Welcome...we all started where you are today...Enjoy and as you go to each Forum check ok the top of page posts that have STICKY in fron of them...means important info that stays for all to read!!

Enjoy your stay!!

Drrgill


----------



## ColdCuts (Jul 21, 2006)

Thanks fellas. Added to your ring gauge.


----------



## NCRadioMan (Feb 28, 2005)

ColdCuts said:


> Thanks fellas. Added to your ring gauge.


Not till 100 posts. 
http://www.clubstogie.com/vb/faq.php?faq=cs3_faq_item#faq_new_faq_item

:ms NCRM


----------



## backwoods (Sep 15, 2005)

NCRadioMan said:


> Not till 100 posts.


so what you are saying is he is currently shooting blanks

welcome to the jungle!


----------



## NCRadioMan (Feb 28, 2005)

backwoods said:


> so what you are saying is he is currently shooting blanks


That's what happens until you mature. :r

:ms NCRM


----------



## neoflex (Jan 3, 2006)

Welcome! I have to be honest, and say your user name has me nervouse!:r  :w :bn


----------



## icehog3 (Feb 20, 2005)

Welcome to the Jungle.....and now it's time to herf!!


----------



## vtdragon (Nov 23, 2005)

Welcome to the Jungle. Always nice to meet another BOTL, even if he *might* be a Yankees fan.


----------



## 68TriShield (May 15, 2006)

You aint herfin yet? Welcome to the jungle...Dave


----------



## longashes (Nov 16, 2005)

Welcome to 'Club Stogie' .... Enjoy your stay! :w


----------



## snkbyt (Jun 22, 2006)

neoflex said:


> Welcome! I have to be honest, and say your user name has me nervouse!:r  :w :bn


 let us not forget the photo under the name

Welcome aboard and look around, stay awhile you'll met alot off interesting people


----------



## adriel1982 (Mar 4, 2006)

ColdCuts said:


> This is my first post ever, so you'll have to excuse the idiotic question. Here goes: What's a herf? :hn Sorry.
> 
> Is there, like, a CS kiddie pool / newbie area where I might go to learn all the basics so that I don't drive the veterans here loony?

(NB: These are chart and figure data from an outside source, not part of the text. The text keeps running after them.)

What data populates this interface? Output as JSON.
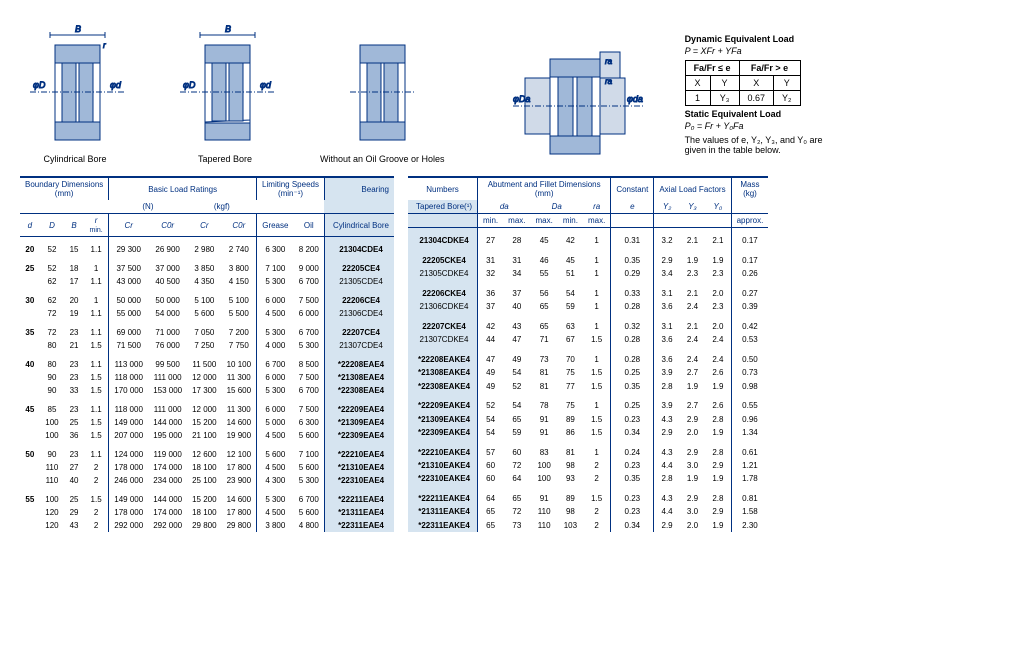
{
  "diagrams": {
    "cyl_label": "Cylindrical Bore",
    "tap_label": "Tapered Bore",
    "nooil_label": "Without an Oil Groove or Holes"
  },
  "formula": {
    "dyn_heading": "Dynamic Equivalent Load",
    "dyn_eq": "P = XFr + YFa",
    "col_le": "Fa/Fr ≤ e",
    "col_gt": "Fa/Fr > e",
    "X": "X",
    "Y": "Y",
    "v1": "1",
    "vY3": "Y₃",
    "v067": "0.67",
    "vY2": "Y₂",
    "static_heading": "Static Equivalent Load",
    "static_eq": "P₀ = Fr + Y₀Fa",
    "note": "The values of e, Y₂, Y₃, and Y₀ are given in the table below."
  },
  "left_headers": {
    "bd": "Boundary Dimensions",
    "bd_unit": "(mm)",
    "blr": "Basic Load Ratings",
    "N": "(N)",
    "kgf": "(kgf)",
    "ls": "Limiting Speeds",
    "ls_unit": "(min⁻¹)",
    "bearing": "Bearing",
    "d": "d",
    "D": "D",
    "B": "B",
    "r": "r",
    "min": "min.",
    "Cr": "Cr",
    "C0r": "C0r",
    "Crk": "Cr",
    "C0rk": "C0r",
    "grease": "Grease",
    "oil": "Oil",
    "cyl": "Cylindrical Bore"
  },
  "right_headers": {
    "numbers": "Numbers",
    "abut": "Abutment and Fillet Dimensions",
    "abut_unit": "(mm)",
    "const": "Constant",
    "axial": "Axial Load Factors",
    "mass": "Mass",
    "mass_unit": "(kg)",
    "tapered": "Tapered Bore(¹)",
    "da": "da",
    "Da": "Da",
    "ra": "ra",
    "min": "min.",
    "max": "max.",
    "e": "e",
    "Y2": "Y₂",
    "Y3": "Y₃",
    "Y0": "Y₀",
    "approx": "approx."
  },
  "left_rows": [
    [
      {
        "d": "20",
        "D": "52",
        "B": "15",
        "r": "1.1",
        "Cr": "29 300",
        "C0r": "26 900",
        "Crk": "2 980",
        "C0rk": "2 740",
        "g": "6 300",
        "o": "8 200",
        "bn": "21304CDE4",
        "bold": true
      }
    ],
    [
      {
        "d": "25",
        "D": "52",
        "B": "18",
        "r": "1",
        "Cr": "37 500",
        "C0r": "37 000",
        "Crk": "3 850",
        "C0rk": "3 800",
        "g": "7 100",
        "o": "9 000",
        "bn": "22205CE4",
        "bold": true
      },
      {
        "d": "",
        "D": "62",
        "B": "17",
        "r": "1.1",
        "Cr": "43 000",
        "C0r": "40 500",
        "Crk": "4 350",
        "C0rk": "4 150",
        "g": "5 300",
        "o": "6 700",
        "bn": "21305CDE4",
        "bold": false
      }
    ],
    [
      {
        "d": "30",
        "D": "62",
        "B": "20",
        "r": "1",
        "Cr": "50 000",
        "C0r": "50 000",
        "Crk": "5 100",
        "C0rk": "5 100",
        "g": "6 000",
        "o": "7 500",
        "bn": "22206CE4",
        "bold": true
      },
      {
        "d": "",
        "D": "72",
        "B": "19",
        "r": "1.1",
        "Cr": "55 000",
        "C0r": "54 000",
        "Crk": "5 600",
        "C0rk": "5 500",
        "g": "4 500",
        "o": "6 000",
        "bn": "21306CDE4",
        "bold": false
      }
    ],
    [
      {
        "d": "35",
        "D": "72",
        "B": "23",
        "r": "1.1",
        "Cr": "69 000",
        "C0r": "71 000",
        "Crk": "7 050",
        "C0rk": "7 200",
        "g": "5 300",
        "o": "6 700",
        "bn": "22207CE4",
        "bold": true
      },
      {
        "d": "",
        "D": "80",
        "B": "21",
        "r": "1.5",
        "Cr": "71 500",
        "C0r": "76 000",
        "Crk": "7 250",
        "C0rk": "7 750",
        "g": "4 000",
        "o": "5 300",
        "bn": "21307CDE4",
        "bold": false
      }
    ],
    [
      {
        "d": "40",
        "D": "80",
        "B": "23",
        "r": "1.1",
        "Cr": "113 000",
        "C0r": "99 500",
        "Crk": "11 500",
        "C0rk": "10 100",
        "g": "6 700",
        "o": "8 500",
        "bn": "*22208EAE4",
        "bold": true
      },
      {
        "d": "",
        "D": "90",
        "B": "23",
        "r": "1.5",
        "Cr": "118 000",
        "C0r": "111 000",
        "Crk": "12 000",
        "C0rk": "11 300",
        "g": "6 000",
        "o": "7 500",
        "bn": "*21308EAE4",
        "bold": true
      },
      {
        "d": "",
        "D": "90",
        "B": "33",
        "r": "1.5",
        "Cr": "170 000",
        "C0r": "153 000",
        "Crk": "17 300",
        "C0rk": "15 600",
        "g": "5 300",
        "o": "6 700",
        "bn": "*22308EAE4",
        "bold": true
      }
    ],
    [
      {
        "d": "45",
        "D": "85",
        "B": "23",
        "r": "1.1",
        "Cr": "118 000",
        "C0r": "111 000",
        "Crk": "12 000",
        "C0rk": "11 300",
        "g": "6 000",
        "o": "7 500",
        "bn": "*22209EAE4",
        "bold": true
      },
      {
        "d": "",
        "D": "100",
        "B": "25",
        "r": "1.5",
        "Cr": "149 000",
        "C0r": "144 000",
        "Crk": "15 200",
        "C0rk": "14 600",
        "g": "5 000",
        "o": "6 300",
        "bn": "*21309EAE4",
        "bold": true
      },
      {
        "d": "",
        "D": "100",
        "B": "36",
        "r": "1.5",
        "Cr": "207 000",
        "C0r": "195 000",
        "Crk": "21 100",
        "C0rk": "19 900",
        "g": "4 500",
        "o": "5 600",
        "bn": "*22309EAE4",
        "bold": true
      }
    ],
    [
      {
        "d": "50",
        "D": "90",
        "B": "23",
        "r": "1.1",
        "Cr": "124 000",
        "C0r": "119 000",
        "Crk": "12 600",
        "C0rk": "12 100",
        "g": "5 600",
        "o": "7 100",
        "bn": "*22210EAE4",
        "bold": true
      },
      {
        "d": "",
        "D": "110",
        "B": "27",
        "r": "2",
        "Cr": "178 000",
        "C0r": "174 000",
        "Crk": "18 100",
        "C0rk": "17 800",
        "g": "4 500",
        "o": "5 600",
        "bn": "*21310EAE4",
        "bold": true
      },
      {
        "d": "",
        "D": "110",
        "B": "40",
        "r": "2",
        "Cr": "246 000",
        "C0r": "234 000",
        "Crk": "25 100",
        "C0rk": "23 900",
        "g": "4 300",
        "o": "5 300",
        "bn": "*22310EAE4",
        "bold": true
      }
    ],
    [
      {
        "d": "55",
        "D": "100",
        "B": "25",
        "r": "1.5",
        "Cr": "149 000",
        "C0r": "144 000",
        "Crk": "15 200",
        "C0rk": "14 600",
        "g": "5 300",
        "o": "6 700",
        "bn": "*22211EAE4",
        "bold": true
      },
      {
        "d": "",
        "D": "120",
        "B": "29",
        "r": "2",
        "Cr": "178 000",
        "C0r": "174 000",
        "Crk": "18 100",
        "C0rk": "17 800",
        "g": "4 500",
        "o": "5 600",
        "bn": "*21311EAE4",
        "bold": true
      },
      {
        "d": "",
        "D": "120",
        "B": "43",
        "r": "2",
        "Cr": "292 000",
        "C0r": "292 000",
        "Crk": "29 800",
        "C0rk": "29 800",
        "g": "3 800",
        "o": "4 800",
        "bn": "*22311EAE4",
        "bold": true
      }
    ]
  ],
  "right_rows": [
    [
      {
        "bn": "21304CDKE4",
        "da_min": "27",
        "da_max": "28",
        "Da_max": "45",
        "Da_min": "42",
        "ra": "1",
        "e": "0.31",
        "Y2": "3.2",
        "Y3": "2.1",
        "Y0": "2.1",
        "m": "0.17",
        "bold": true
      }
    ],
    [
      {
        "bn": "22205CKE4",
        "da_min": "31",
        "da_max": "31",
        "Da_max": "46",
        "Da_min": "45",
        "ra": "1",
        "e": "0.35",
        "Y2": "2.9",
        "Y3": "1.9",
        "Y0": "1.9",
        "m": "0.17",
        "bold": true
      },
      {
        "bn": "21305CDKE4",
        "da_min": "32",
        "da_max": "34",
        "Da_max": "55",
        "Da_min": "51",
        "ra": "1",
        "e": "0.29",
        "Y2": "3.4",
        "Y3": "2.3",
        "Y0": "2.3",
        "m": "0.26",
        "bold": false
      }
    ],
    [
      {
        "bn": "22206CKE4",
        "da_min": "36",
        "da_max": "37",
        "Da_max": "56",
        "Da_min": "54",
        "ra": "1",
        "e": "0.33",
        "Y2": "3.1",
        "Y3": "2.1",
        "Y0": "2.0",
        "m": "0.27",
        "bold": true
      },
      {
        "bn": "21306CDKE4",
        "da_min": "37",
        "da_max": "40",
        "Da_max": "65",
        "Da_min": "59",
        "ra": "1",
        "e": "0.28",
        "Y2": "3.6",
        "Y3": "2.4",
        "Y0": "2.3",
        "m": "0.39",
        "bold": false
      }
    ],
    [
      {
        "bn": "22207CKE4",
        "da_min": "42",
        "da_max": "43",
        "Da_max": "65",
        "Da_min": "63",
        "ra": "1",
        "e": "0.32",
        "Y2": "3.1",
        "Y3": "2.1",
        "Y0": "2.0",
        "m": "0.42",
        "bold": true
      },
      {
        "bn": "21307CDKE4",
        "da_min": "44",
        "da_max": "47",
        "Da_max": "71",
        "Da_min": "67",
        "ra": "1.5",
        "e": "0.28",
        "Y2": "3.6",
        "Y3": "2.4",
        "Y0": "2.4",
        "m": "0.53",
        "bold": false
      }
    ],
    [
      {
        "bn": "*22208EAKE4",
        "da_min": "47",
        "da_max": "49",
        "Da_max": "73",
        "Da_min": "70",
        "ra": "1",
        "e": "0.28",
        "Y2": "3.6",
        "Y3": "2.4",
        "Y0": "2.4",
        "m": "0.50",
        "bold": true
      },
      {
        "bn": "*21308EAKE4",
        "da_min": "49",
        "da_max": "54",
        "Da_max": "81",
        "Da_min": "75",
        "ra": "1.5",
        "e": "0.25",
        "Y2": "3.9",
        "Y3": "2.7",
        "Y0": "2.6",
        "m": "0.73",
        "bold": true
      },
      {
        "bn": "*22308EAKE4",
        "da_min": "49",
        "da_max": "52",
        "Da_max": "81",
        "Da_min": "77",
        "ra": "1.5",
        "e": "0.35",
        "Y2": "2.8",
        "Y3": "1.9",
        "Y0": "1.9",
        "m": "0.98",
        "bold": true
      }
    ],
    [
      {
        "bn": "*22209EAKE4",
        "da_min": "52",
        "da_max": "54",
        "Da_max": "78",
        "Da_min": "75",
        "ra": "1",
        "e": "0.25",
        "Y2": "3.9",
        "Y3": "2.7",
        "Y0": "2.6",
        "m": "0.55",
        "bold": true
      },
      {
        "bn": "*21309EAKE4",
        "da_min": "54",
        "da_max": "65",
        "Da_max": "91",
        "Da_min": "89",
        "ra": "1.5",
        "e": "0.23",
        "Y2": "4.3",
        "Y3": "2.9",
        "Y0": "2.8",
        "m": "0.96",
        "bold": true
      },
      {
        "bn": "*22309EAKE4",
        "da_min": "54",
        "da_max": "59",
        "Da_max": "91",
        "Da_min": "86",
        "ra": "1.5",
        "e": "0.34",
        "Y2": "2.9",
        "Y3": "2.0",
        "Y0": "1.9",
        "m": "1.34",
        "bold": true
      }
    ],
    [
      {
        "bn": "*22210EAKE4",
        "da_min": "57",
        "da_max": "60",
        "Da_max": "83",
        "Da_min": "81",
        "ra": "1",
        "e": "0.24",
        "Y2": "4.3",
        "Y3": "2.9",
        "Y0": "2.8",
        "m": "0.61",
        "bold": true
      },
      {
        "bn": "*21310EAKE4",
        "da_min": "60",
        "da_max": "72",
        "Da_max": "100",
        "Da_min": "98",
        "ra": "2",
        "e": "0.23",
        "Y2": "4.4",
        "Y3": "3.0",
        "Y0": "2.9",
        "m": "1.21",
        "bold": true
      },
      {
        "bn": "*22310EAKE4",
        "da_min": "60",
        "da_max": "64",
        "Da_max": "100",
        "Da_min": "93",
        "ra": "2",
        "e": "0.35",
        "Y2": "2.8",
        "Y3": "1.9",
        "Y0": "1.9",
        "m": "1.78",
        "bold": true
      }
    ],
    [
      {
        "bn": "*22211EAKE4",
        "da_min": "64",
        "da_max": "65",
        "Da_max": "91",
        "Da_min": "89",
        "ra": "1.5",
        "e": "0.23",
        "Y2": "4.3",
        "Y3": "2.9",
        "Y0": "2.8",
        "m": "0.81",
        "bold": true
      },
      {
        "bn": "*21311EAKE4",
        "da_min": "65",
        "da_max": "72",
        "Da_max": "110",
        "Da_min": "98",
        "ra": "2",
        "e": "0.23",
        "Y2": "4.4",
        "Y3": "3.0",
        "Y0": "2.9",
        "m": "1.58",
        "bold": true
      },
      {
        "bn": "*22311EAKE4",
        "da_min": "65",
        "da_max": "73",
        "Da_max": "110",
        "Da_min": "103",
        "ra": "2",
        "e": "0.34",
        "Y2": "2.9",
        "Y3": "2.0",
        "Y0": "1.9",
        "m": "2.30",
        "bold": true
      }
    ]
  ]
}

yeah....... i've had a couple of ass kickings here for not using the search tool .........., No big deal, you get up and keep on postin' baby! :bx


----------



## RPB67 (Mar 26, 2005)

Welcome to Club Stogie !


----------



## ColdCuts (Jul 21, 2006)

Hey, thanks for all the warm greetings fellas. I'd have posted again sooner, but I was busy making an entry for the Herf Trading Card Contest over in the All Cigar Lounge. I worked my a$$ off on my HTC. Anyway, I'll be sure to use the search tool next time. 

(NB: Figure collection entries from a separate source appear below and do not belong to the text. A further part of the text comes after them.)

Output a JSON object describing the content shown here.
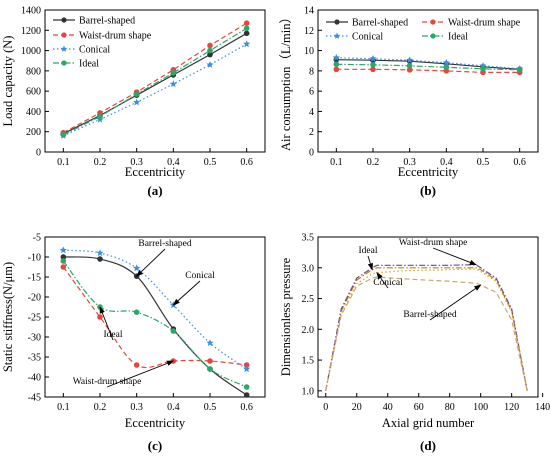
{
  "chart_data": [
    {
      "panel_label": "(a)",
      "type": "line",
      "xlabel": "Eccentricity",
      "ylabel": "Load capacity (N)",
      "xlim": [
        0.05,
        0.65
      ],
      "ylim": [
        0,
        1400
      ],
      "x_ticks": [
        0.1,
        0.2,
        0.3,
        0.4,
        0.5,
        0.6
      ],
      "x_tick_labels": [
        "0.1",
        "0.2",
        "0.3",
        "0.4",
        "0.5",
        "0.6"
      ],
      "y_ticks": [
        0,
        200,
        400,
        600,
        800,
        1000,
        1200,
        1400
      ],
      "y_tick_labels": [
        "0",
        "200",
        "400",
        "600",
        "800",
        "1000",
        "1200",
        "1400"
      ],
      "legend_position": "top-left",
      "x": [
        0.1,
        0.2,
        0.3,
        0.4,
        0.5,
        0.6
      ],
      "series": [
        {
          "name": "Barrel-shaped",
          "values": [
            180,
            360,
            560,
            760,
            960,
            1170
          ],
          "color": "#333333",
          "dash": "solid",
          "marker": "circle"
        },
        {
          "name": "Waist-drum shape",
          "values": [
            190,
            385,
            590,
            810,
            1050,
            1270
          ],
          "color": "#e8453c",
          "dash": "dashed",
          "marker": "circle"
        },
        {
          "name": "Conical",
          "values": [
            160,
            320,
            490,
            670,
            860,
            1065
          ],
          "color": "#3a8ee8",
          "dash": "dotted",
          "marker": "star"
        },
        {
          "name": "Ideal",
          "values": [
            170,
            350,
            570,
            780,
            1000,
            1220
          ],
          "color": "#2aa86a",
          "dash": "dashdot",
          "marker": "circle"
        }
      ]
    },
    {
      "panel_label": "(b)",
      "type": "line",
      "xlabel": "Eccentricity",
      "ylabel": "Air consumption（L/min）",
      "xlim": [
        0.05,
        0.65
      ],
      "ylim": [
        0,
        14
      ],
      "x_ticks": [
        0.1,
        0.2,
        0.3,
        0.4,
        0.5,
        0.6
      ],
      "x_tick_labels": [
        "0.1",
        "0.2",
        "0.3",
        "0.4",
        "0.5",
        "0.6"
      ],
      "y_ticks": [
        0,
        2,
        4,
        6,
        8,
        10,
        12,
        14
      ],
      "y_tick_labels": [
        "0",
        "2",
        "4",
        "6",
        "8",
        "10",
        "12",
        "14"
      ],
      "legend_position": "top",
      "x": [
        0.1,
        0.2,
        0.3,
        0.4,
        0.5,
        0.6
      ],
      "series": [
        {
          "name": "Barrel-shaped",
          "values": [
            9.1,
            9.05,
            8.95,
            8.7,
            8.4,
            8.15
          ],
          "color": "#333333",
          "dash": "solid",
          "marker": "circle"
        },
        {
          "name": "Waist-drum shape",
          "values": [
            8.15,
            8.15,
            8.1,
            8.0,
            7.85,
            7.85
          ],
          "color": "#e8453c",
          "dash": "dashed",
          "marker": "circle"
        },
        {
          "name": "Conical",
          "values": [
            9.3,
            9.2,
            9.05,
            8.8,
            8.5,
            8.2
          ],
          "color": "#3a8ee8",
          "dash": "dotted",
          "marker": "star"
        },
        {
          "name": "Ideal",
          "values": [
            8.65,
            8.6,
            8.5,
            8.35,
            8.2,
            8.1
          ],
          "color": "#2aa86a",
          "dash": "dashdot",
          "marker": "circle"
        }
      ]
    },
    {
      "panel_label": "(c)",
      "type": "line",
      "xlabel": "Eccentricity",
      "ylabel": "Static stiffness(N/μm)",
      "xlim": [
        0.05,
        0.65
      ],
      "ylim": [
        -45,
        -5
      ],
      "x_ticks": [
        0.1,
        0.2,
        0.3,
        0.4,
        0.5,
        0.6
      ],
      "x_tick_labels": [
        "0.1",
        "0.2",
        "0.3",
        "0.4",
        "0.5",
        "0.6"
      ],
      "y_ticks": [
        -45,
        -40,
        -35,
        -30,
        -25,
        -20,
        -15,
        -10,
        -5
      ],
      "y_tick_labels": [
        "-45",
        "-40",
        "-35",
        "-30",
        "-25",
        "-20",
        "-15",
        "-10",
        "-5"
      ],
      "x": [
        0.1,
        0.2,
        0.3,
        0.4,
        0.5,
        0.6
      ],
      "series": [
        {
          "name": "Barrel-shaped",
          "values": [
            -10,
            -10.5,
            -14.8,
            -28,
            -38,
            -44.5
          ],
          "color": "#333333",
          "dash": "solid",
          "marker": "circle"
        },
        {
          "name": "Waist-drum shape",
          "values": [
            -12.5,
            -25,
            -37,
            -36,
            -36,
            -37
          ],
          "color": "#e8453c",
          "dash": "dashed",
          "marker": "circle"
        },
        {
          "name": "Conical",
          "values": [
            -8.3,
            -9,
            -12.8,
            -22,
            -31.5,
            -38
          ],
          "color": "#3a8ee8",
          "dash": "dotted",
          "marker": "star"
        },
        {
          "name": "Ideal",
          "values": [
            -11,
            -22.5,
            -23.8,
            -28.5,
            -38,
            -42.5
          ],
          "color": "#2aa86a",
          "dash": "dashdot",
          "marker": "circle"
        }
      ],
      "annotations": [
        {
          "text": "Barrel-shaped",
          "series": "Barrel-shaped"
        },
        {
          "text": "Conical",
          "series": "Conical"
        },
        {
          "text": "Ideal",
          "series": "Ideal"
        },
        {
          "text": "Waist-drum shape",
          "series": "Waist-drum shape"
        }
      ]
    },
    {
      "panel_label": "(d)",
      "type": "line",
      "xlabel": "Axial grid number",
      "ylabel": "Dimensionless pressure",
      "xlim": [
        -5,
        137
      ],
      "ylim": [
        0.9,
        3.5
      ],
      "x_ticks": [
        0,
        20,
        40,
        60,
        80,
        100,
        120,
        140
      ],
      "x_tick_labels": [
        "0",
        "20",
        "40",
        "60",
        "80",
        "100",
        "120",
        "140"
      ],
      "y_ticks": [
        1.0,
        1.5,
        2.0,
        2.5,
        3.0,
        3.5
      ],
      "y_tick_labels": [
        "1.0",
        "1.5",
        "2.0",
        "2.5",
        "3.0",
        "3.5"
      ],
      "x": [
        0,
        10,
        20,
        30,
        33,
        50,
        65,
        80,
        97,
        100,
        110,
        120,
        130
      ],
      "series": [
        {
          "name": "Ideal",
          "values": [
            1.0,
            2.3,
            2.8,
            2.97,
            3.0,
            3.0,
            3.0,
            3.0,
            3.0,
            2.97,
            2.8,
            2.3,
            1.0
          ],
          "color": "#b8860b",
          "dash": "dashdot",
          "marker": "none"
        },
        {
          "name": "Waist-drum shape",
          "values": [
            1.0,
            2.33,
            2.83,
            3.0,
            3.04,
            3.04,
            3.04,
            3.04,
            3.05,
            3.0,
            2.83,
            2.33,
            1.0
          ],
          "color": "#6f4b8b",
          "dash": "dashdot",
          "marker": "none"
        },
        {
          "name": "Conical",
          "values": [
            1.0,
            2.25,
            2.74,
            2.9,
            2.92,
            2.95,
            2.96,
            2.97,
            2.98,
            2.94,
            2.78,
            2.28,
            1.0
          ],
          "color": "#e0a030",
          "dash": "dotted",
          "marker": "none"
        },
        {
          "name": "Barrel-shaped",
          "values": [
            1.0,
            2.23,
            2.7,
            2.83,
            2.85,
            2.82,
            2.8,
            2.78,
            2.75,
            2.72,
            2.6,
            2.15,
            1.0
          ],
          "color": "#c8a86a",
          "dash": "dashed",
          "marker": "none"
        }
      ],
      "annotations": [
        {
          "text": "Ideal",
          "series": "Ideal"
        },
        {
          "text": "Waist-drum shape",
          "series": "Waist-drum shape"
        },
        {
          "text": "Conical",
          "series": "Conical"
        },
        {
          "text": "Barrel-shaped",
          "series": "Barrel-shaped"
        }
      ]
    }
  ]
}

Confidential to vtdragon: Naw, I'm not a Yankees fan. BTW, I liked your HTC. In fact, your card inspired me to include type of lighter and cutter I use, plus favorite teams.


----------



## Aaron (Nov 28, 2005)

Welcome to the Jungle and *put up a pic of yourself*.


----------



## Spacecataz (Jun 25, 2006)

welcome to the jungle!, CS is a cut above the rest


----------



## Dogwatch Dale-cl (Sep 7, 2005)

Welcome to the jungle!


----------